En effet, une première convention constitutive de l’ANS a été adoptée par arrêté le 20 avril 2019, malgré les réserves exprimées par le Conseil d’État, qui a contesté la forme du groupement d’intérêt public (GIP) retenue, et qui lui aurait préféré le statut d’établissement public. Cet arrêté initial a aussitôt fait l’objet de plusieurs recours en annulation devant le Conseil d’État. Conscient des fragilités juridiques du texte, le gouvernement a fait adopter une loi du 1er août 2019, qui a conféré une base légale à l’ANS[8]. Et un nouvel arrêté du 4 octobre 2019 a approuvé une convention constitutive rédigée en termes quasiment identiques à la précédente. Enfin, par décision du 8 juillet 2020, le Conseil d’Etat a rejeté les recours introduits, ce qui a eu pour effet de valider le dernier arrêté.

Ces péripéties juridico-administatives ne sauraient occulter le fait que l’intention gouvernementale initiale de constituer une Agence nationale conçue comme une instance collégiale et indépendante a fortement dévié, pour aboutir in fine à la mise en place d’un opérateur largement inféodé à l’État.


Comme dans d’autres domaines, le poids des nécessités a fait prévaloir le réalisme, et il n’est pas certain que le modèle national de gouvernance du sport ait opéré une mue complète, en dépit des apparences et de certains propos officiels.

Cet article a été également publié sur le site droitdusport.com

*Colin Miège


[1]Décret n° 2020-1010 du 6 août 2020 relatif au délégué territorial de l’Agence nationale du sport.

[2]Le bureau est composé de dix personnes, dont le président et les vice-présidents :

– le président du groupement qui est président du bureau ;
– le directeur général ;
– le manager général de la haute performance ;
– le ministre chargé des sports ou son représentant ;
– le directeur des sports ou son représentant ;
– cinq (5) personnes, désignés au sein des collèges des représentants du mouvement sportif (2), des collectivités territoriales (2) et des acteurs économiques (1).

[3]Selon l’article 14 de la convention constitutive,  « le bureau prépare les réunions de l’assemblée générale et du conseil d’administration et formule tout avis ou recommandation au directeur général sur tous sujets relevant de l’objet social du groupement ».

[4]Cf. notamment Jean Damien Lesay, L’ambition perdue de l’Agence nationale du sport, Localtis, 24 juillet 2020.

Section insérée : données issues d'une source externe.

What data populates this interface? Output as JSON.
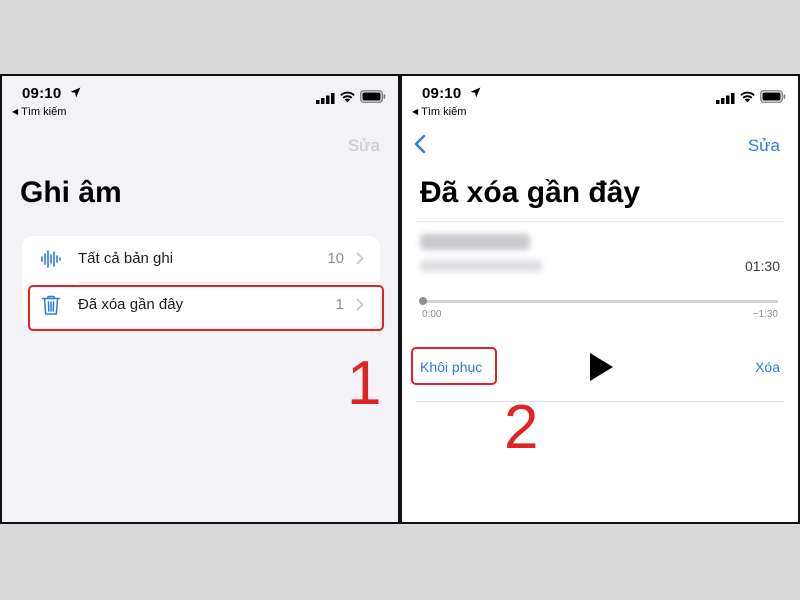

[5]Selon l’article 15, le président exerce les fonctions suivantes :

– il veille au bon fonctionnement du groupement ;
– il présente, avec le directeur général, le rapport annuel d’activités devant le Parlement ;
– il prépare l’ordre du jour de l’assemblée générale et du conseil d’administration, en concertation avec le directeur général ;
– il assure la présidence des séances de l’assemblée générale et du conseil d’administration ;
– il veille à la bonne exécution des décisions prises par l’assemblée générale ou le conseil d’administration.
– il exerce toute attribution qui lui aurait été déléguée par l’assemblée générale ou le conseil d’administration, sous réserve des compétences propres du directeur général

[6]On rappellera que le président actuel de l’ANS est le préfet Michel Cadot, qui a succédé à Jean Castex, actuel Premier ministre.

[7]Il est précisé que chaque vice-président doit appartenir à un collège différent, et qu’aucun ne peut faire partie du même collège que celui du président.

[8]Loi n° 2019-812 du 1er août 2019 relative à la création de l’Agence national du sport et à diverses dispositions relatives à l’organisation des JOP de 2024.